On Mon, Oct 10, 2022 at 2:45 PM Vlastimil Babka <vbabka@xxxxxxx> wrote:
>
> On 10/10/22 16:22, Mel Gorman wrote:
> > On Wed, Aug 24, 2022 at 10:58:26PM -0600, Yu Zhao wrote:
> >> On Wed, Aug 24, 2022 at 8:18 AM Mel Gorman <mgorman@xxxxxxxxxxxxxxxxxxx> wrote:
> >>>
> >>> The pcp_spin_lock_irqsave protecting the PCP lists is IRQ-safe as a task
> >>> allocating from the PCP must not re-enter the allocator from IRQ context.

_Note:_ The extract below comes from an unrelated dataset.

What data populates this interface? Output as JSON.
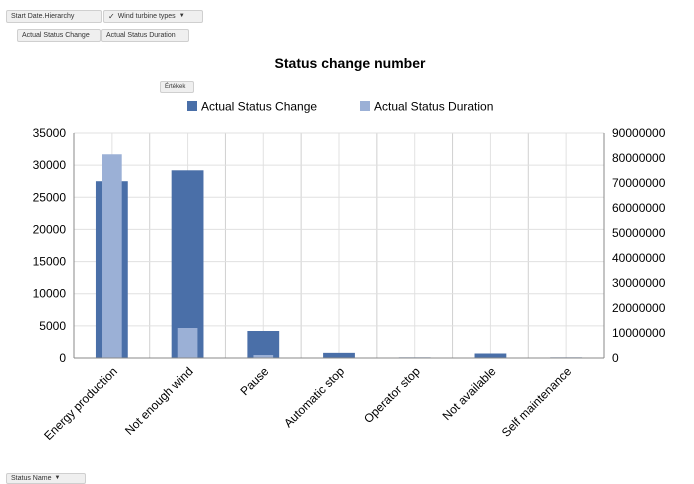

> >>> In each instance where IRQ-reentrancy is possible, the lock is acquired using
> >>> pcp_spin_trylock_irqsave() even though IRQs are disabled and re-entrancy
> >>> is impossible.
> >>>
> >>> Demote the lock to pcp_spin_lock avoids an IRQ disable/enable in the common
> >>> case at the cost of some IRQ allocations taking a slower path. If the PCP
> >>> lists need to be refilled, the zone lock still needs to disable IRQs but
> >>> that will only happen on PCP refill and drain. If an IRQ is raised when
> >>> a PCP allocation is in progress, the trylock will fail and fallback to
> >>> using the buddy lists directly. Note that this may not be a universal win
> >>> if an interrupt-intensive workload also allocates heavily from interrupt
> >>> context and contends heavily on the zone->lock as a result.
> >>
> >> Hi,
> >>
> >> This patch caused the following warning. Please take a look.
> >>
> >> Thanks.
> >>
> >> WARNING: inconsistent lock state
> >> 6.0.0-dbg-DEV #1 Tainted: G S W O
> >> --------------------------------
> >
> > I finally found time to take a closer look at this and I cannot reproduce
> > it against 6.0. What workload triggered the warning, on what platform and
> > can you post the kernel config used please? It would also help if you
> > can remember what git commit the patch was tested upon.
> >
> > Thanks and sorry for the long delay.
>
> I didn't (try to) reproduce this, but FWIW the report looked legit to
> me, as after the patch, pcp_spin_trylock() has to be used for both
> allocation and freeing to be IRQ safe. free_unref_page() uses it, so
> it's fine. But as the stack trace in the report shows,
> free_unref_page_list() does pcp_spin_lock() and not _trylock, and that's
> IMHO the problem.

If this is not the case, please let me know and I'll try repro again.